Relation to Prior Work: The prior work is thoroughly cited and the difference from previous contributions is clearly discussed. One remark: since the paper is devoted to the multi-class case, the authors have to also cite other results for the majority vote in this framework [2,3] and discuss the difference.

Reproducibility: Yes

Additional Feedback: Below one can find my questions and suggestions for authors. I rated this article as 7 only on the condition that my questions / suggestions will be treated by the authors. 1) Please, could you improve the prior work discussion and compute the multi-class C-bound [1] for the multi-class experiments? 2) Please, re-prove Lemma C.14. 3) I would suggest to move the posterior optimization experiment to the supplementary and insert some other results instead (maybe Fig H.15?) 4) Line 281: How did you do this for the C-tandem bound, if it has L(h,h') in the denominator and -L(h) in the numerator? References [1] Laviolette, François, et al. "Risk upper bounds for general ensemble methods with an application to multiclass classification." Neurocomputing 219 (2017): 15-25. [2] Morvant, Emilie, Sokol Koço, and Liva Ralaivola. "PAC-Bayesian generalization bound on confusion matrix for multi-class classification." Proceedings of the 29th International Coference on International Conference on Machine Learning. 2012. [3] Feofanov, Vasilii, Emilie Devijver, and Massih-Reza Amini. "Transductive Bounds for the Multi-Class Majority Vote Classifier." Proceedings of the AAAI Conference on Artificial Intelligence. Vol. 33. 2019. ============================================================== UPDATE: I thank the authors for providing the reply. I agree with their points. ==============================================================

Review 4

Summary and Contributions: The paper presents two PAC-Bayes bounds aimed at the study of ensemble classifiers, since they take into account the existence of correlations between the prediction errors of the different members of the ensemble. For both bounds the paper provides a general oracle version and an empirical, PAC-Bayes bound that can be used in real data problems. The tightness of the bounds is extensively evaluated in a complete experimental work.

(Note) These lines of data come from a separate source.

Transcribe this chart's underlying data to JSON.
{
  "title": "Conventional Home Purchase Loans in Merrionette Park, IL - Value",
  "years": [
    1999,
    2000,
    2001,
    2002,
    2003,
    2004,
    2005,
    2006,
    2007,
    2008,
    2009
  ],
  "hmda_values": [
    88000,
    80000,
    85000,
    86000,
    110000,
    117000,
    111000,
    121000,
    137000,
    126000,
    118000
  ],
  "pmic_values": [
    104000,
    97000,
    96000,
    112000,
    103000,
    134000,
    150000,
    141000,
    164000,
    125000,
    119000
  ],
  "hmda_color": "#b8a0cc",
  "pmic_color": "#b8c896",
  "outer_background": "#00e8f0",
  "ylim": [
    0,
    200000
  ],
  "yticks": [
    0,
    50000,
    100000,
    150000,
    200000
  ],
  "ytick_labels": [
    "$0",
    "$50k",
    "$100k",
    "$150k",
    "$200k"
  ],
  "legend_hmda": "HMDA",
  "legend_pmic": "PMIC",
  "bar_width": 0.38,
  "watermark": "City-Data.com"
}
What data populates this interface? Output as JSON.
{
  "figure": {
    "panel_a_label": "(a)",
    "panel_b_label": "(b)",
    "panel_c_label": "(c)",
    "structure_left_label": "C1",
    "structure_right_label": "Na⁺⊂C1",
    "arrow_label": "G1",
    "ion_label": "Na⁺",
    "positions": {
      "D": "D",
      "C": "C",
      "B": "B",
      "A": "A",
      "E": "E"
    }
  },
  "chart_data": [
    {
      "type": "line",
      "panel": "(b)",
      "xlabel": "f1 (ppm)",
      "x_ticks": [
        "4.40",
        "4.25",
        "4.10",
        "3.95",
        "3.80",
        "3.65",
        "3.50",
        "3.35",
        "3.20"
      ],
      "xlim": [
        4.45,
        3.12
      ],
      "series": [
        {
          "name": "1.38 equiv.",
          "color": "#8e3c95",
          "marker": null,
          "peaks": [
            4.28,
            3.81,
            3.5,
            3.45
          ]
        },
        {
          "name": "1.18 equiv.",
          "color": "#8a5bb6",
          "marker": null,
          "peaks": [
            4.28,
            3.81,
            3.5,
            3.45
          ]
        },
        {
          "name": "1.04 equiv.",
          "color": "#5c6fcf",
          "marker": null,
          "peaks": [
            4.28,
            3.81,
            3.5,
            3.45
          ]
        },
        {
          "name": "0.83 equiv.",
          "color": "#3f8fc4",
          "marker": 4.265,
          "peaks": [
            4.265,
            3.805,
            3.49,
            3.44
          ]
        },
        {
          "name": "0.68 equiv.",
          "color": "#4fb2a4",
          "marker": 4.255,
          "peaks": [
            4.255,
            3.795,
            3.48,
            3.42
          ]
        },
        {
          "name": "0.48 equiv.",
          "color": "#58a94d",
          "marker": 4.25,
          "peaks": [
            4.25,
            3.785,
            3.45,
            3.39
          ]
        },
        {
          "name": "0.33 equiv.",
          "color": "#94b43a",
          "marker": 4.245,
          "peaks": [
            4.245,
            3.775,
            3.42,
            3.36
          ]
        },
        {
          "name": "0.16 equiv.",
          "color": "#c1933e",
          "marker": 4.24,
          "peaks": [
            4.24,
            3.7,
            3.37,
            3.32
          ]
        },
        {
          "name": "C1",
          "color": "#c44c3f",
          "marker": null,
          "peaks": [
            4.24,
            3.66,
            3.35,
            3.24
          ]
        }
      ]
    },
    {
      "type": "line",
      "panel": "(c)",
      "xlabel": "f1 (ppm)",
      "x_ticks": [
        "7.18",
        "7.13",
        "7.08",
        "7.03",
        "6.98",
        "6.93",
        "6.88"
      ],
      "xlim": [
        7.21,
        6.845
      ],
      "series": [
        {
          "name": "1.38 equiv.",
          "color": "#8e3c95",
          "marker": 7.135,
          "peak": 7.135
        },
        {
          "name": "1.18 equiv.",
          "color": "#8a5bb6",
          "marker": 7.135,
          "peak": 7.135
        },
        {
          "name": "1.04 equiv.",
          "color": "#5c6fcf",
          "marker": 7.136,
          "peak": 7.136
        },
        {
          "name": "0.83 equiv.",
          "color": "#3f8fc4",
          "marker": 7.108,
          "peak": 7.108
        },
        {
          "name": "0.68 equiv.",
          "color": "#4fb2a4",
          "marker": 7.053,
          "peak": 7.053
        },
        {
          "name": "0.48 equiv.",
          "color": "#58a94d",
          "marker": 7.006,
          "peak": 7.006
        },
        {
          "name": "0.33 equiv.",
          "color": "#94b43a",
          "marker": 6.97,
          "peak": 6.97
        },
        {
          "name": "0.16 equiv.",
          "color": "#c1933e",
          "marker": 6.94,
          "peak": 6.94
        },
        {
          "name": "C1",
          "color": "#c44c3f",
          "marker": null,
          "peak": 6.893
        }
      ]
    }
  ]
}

Strengths: The theoretical analysis is very good and easy to follow (proofs are well detailed in the appendix). The empirical evaluation is very complete. The discussion perfectly details in which cases the proposed second order (use correlations among members of the ensemble) bounds are a better option than the usual first order ones. I think the paper is very relevant since ensemble methods (like random forest) are very used among practitioners and sometimes it is difficult to find attempts to analyze theoretically their good performance.

Weaknesses: The appendix includes a lot of information that is treated with small detail in the main body, specially in the experimental section. Besides, and thinking in the broader audience of the paper, the results achieved by the PAC-Bayes bounds, although very tight, still have room for improvement compared to the test risk.

Correctness: I think the theoretical analysis is correct, I checked more or less most of the proofs and I think they are correct. The empirical methodology is explained in large detail (in the appendix) and I think it is correct. Besides, I also think it is easy to reproduce. Therefore in my view the claims are well supported.

Clarity: The paper is clearly written and easy to read. Minor details: - line 95: I think there should be another indicator function inside the expectation wrt \rho. Also in the same place in lines 97 and 98, in order to transform the boolean nature of h(X) not_equal Y in a number - eq under line 109. I found the notation for the square of the expectation a bit confusing, checking the appendix one easily notices that you mean (E(x))^2 and not E(x^2), but in the main body it is not so clear (in my view)

Relation to Prior Work: I think the paper describes with good detail the related work, and makes good and also detailed comparisons to point out what are the contributions of this paper and which are the novel aspects of these contributions.

Reproducibility: Yes

Additional Feedback: -------------------------------------------------------------------- Update after rebuttal: I thank the authors for their response --------------------------------------------------------------------